© Angelika Krause
Par David Steinwell
Un jeune qui se préparait à la Confirmation dit un jour à son pasteur : « Je n’éprouve rien de spécialement beau et je n’aime pas forcément les gens, donc je ne pense pas avoir la foi ». Ce à quoi le pasteur répondit : « Qu’en sais-tu réellement ? ».
En quoi des actes sont-ils bons ?
Il est admis que « l’on reconnaît l’arbre à ses fruits » (Mt 12.33). L’expression biblique est même passée dans la conscience collective sous la forme d’une évaluation quasi systématique de la foi par les actes et les émotions qu’elle engendre. Les personnes qui pratiquent la bienveillance, la solidarité ou la prière seront donc plus naturellement considérées comme vivant une foi profonde. Pourtant, la question du jeune catéchumène ne se résout pas dans cette évaluation, même si elle est partagée par beaucoup dans la société.
Car plusieurs questions se posent concernant les œuvres issues de la foi.

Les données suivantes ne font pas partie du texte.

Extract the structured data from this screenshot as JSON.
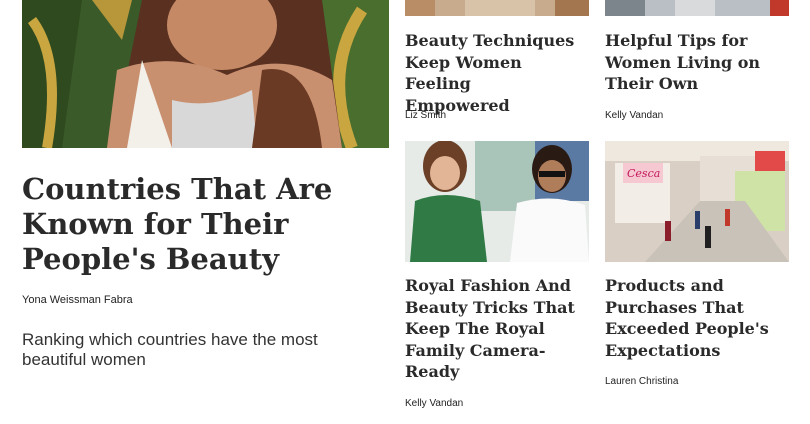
{
  "feature": {
    "title": "Countries That Are Known for Their People's Beauty",
    "author": "Yona Weissman Fabra",
    "description": "Ranking which countries have the most beautiful women"
  },
  "cards": [
    {
      "title": "Beauty Techniques Keep Women Feeling Empowered",
      "author": "Liz Smith"
    },
    {
      "title": "Helpful Tips for Women Living on Their Own",
      "author": "Kelly Vandan"
    },
    {
      "title": "Royal Fashion And Beauty Tricks That Keep The Royal Family Camera-Ready",
      "author": "Kelly Vandan"
    },
    {
      "title": "Products and Purchases That Exceeded People's Expectations",
      "author": "Lauren Christina"
    }
  ],
  "images": {
    "mall_sign": "Cesca"
  }
}
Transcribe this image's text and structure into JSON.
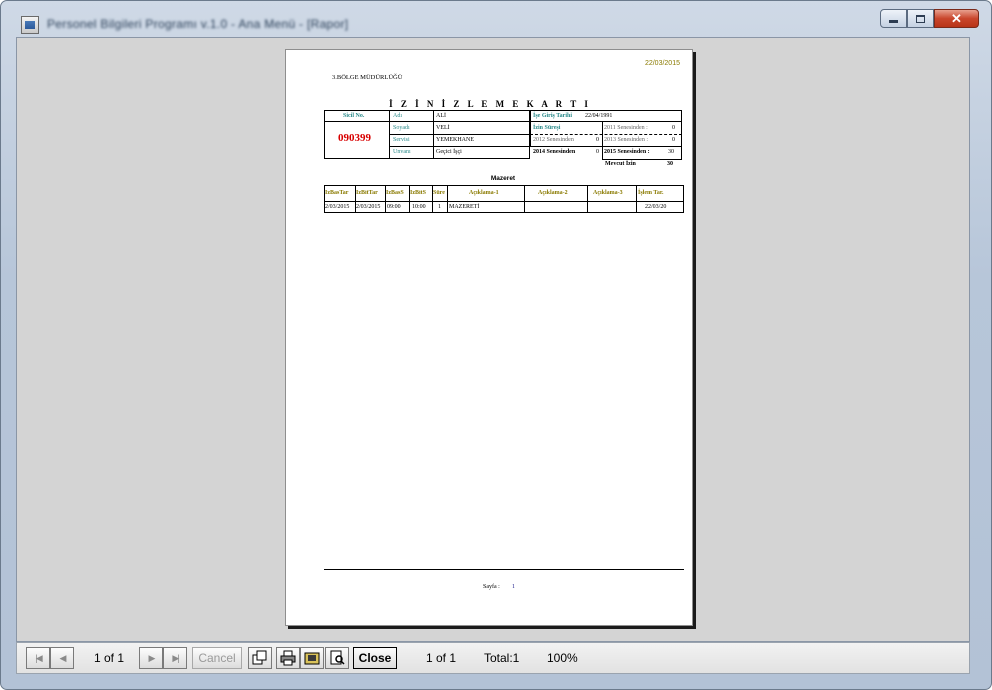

Par exemple qui peut faire la différence entre le joli et le beau, entre ce qui est bien et ce qui est bon ? Évaluer un fruit ou un acte est complexe, car il peut être beau et aussi toxique qu’une amanite phalloïde, la beauté relevant alors d’une esthétique parfaite et dangereuse. Autant le joli, le bien, le goûteux relèvent de catégories humaines d’appréciation, autant le beau ou le bon sont d’une autre nature plus spirituelle, révélant quelque chose de la vocation de l’acte. Qu’il soit beau ou bon pour quelqu’un ne veut pas forcément dire qu’il corresponde aux canons esthétiques ou aux critères opérationnels de ce monde. Poser une limite à quelqu’un peut être bon, sans être forcément facile à accepter.
Inverser, c’est trahir
Une autre question se pose, lorsque des personnes retournent la proposition de l’Évangile pour évaluer son contraire. On entend fréquemment dire jusque dans les Églises que si des actes bons désignent la foi, alors des actes mauvais impliquent l’absence de foi. C’est un peu ce que fait le catéchumène en reconnaissant que son absence de ressenti ou d’amour implique qu’il ne croit pas. Mais il y a une question de logique : que la foi engendre des actes bons n’implique pas que les actes mauvais désignent une absence de foi. En insultant presque Dieu dans sa souffrance, le prophète Job vivait sans doute une foi réelle.
Se mettre en mouvement
La Bible dit autre chose. « On reconnaît l’arbre à ses fruits », et non les fruits à l’arbre. C’est donc l’arbre qui est important. Dans la société agricole de l’époque, chacun sait qu’un arbre ne peut être identifié si on ne regarde pas son écorce, ses feuilles, son fruit. La question n’est donc pas de critiquer l’arbre sous prétexte que ses fruits ne seraient pas conformes à ce qu’on en attend, mais d’identifier cet arbre.
Lorsque Luther ou Calvin désignent l’être humain comme pécheur, ils signalent que nul être ne peut porter de bon fruit par lui-même, qu’il vive ou non la foi. Identifier l’arbre, c’est identifier à travers les actes de quels maladies ou blocages il est porteur. Et finalement quelle parole annoncer à l’être humain qui les accomplit, pour qu’il vive sous la grâce et que de bons fruits apparaissent. Il s’agit ici de dépasser les constats et de remettre l’humain en mouvement. Cela se fait par la question constamment renouvelée : est-ce que mes actes traduisent bien ma foi ?
Dire que la foi n’existe pas parce que les actes ne semblent pas bons ou peu développés, ce serait nier la réalité humaine. Dans les faits, nul ne peut dire qui a ou non la foi. La réponse du pasteur au catéchumène est peut-être la seule possible : « qu’en sais-tu réellement ? ».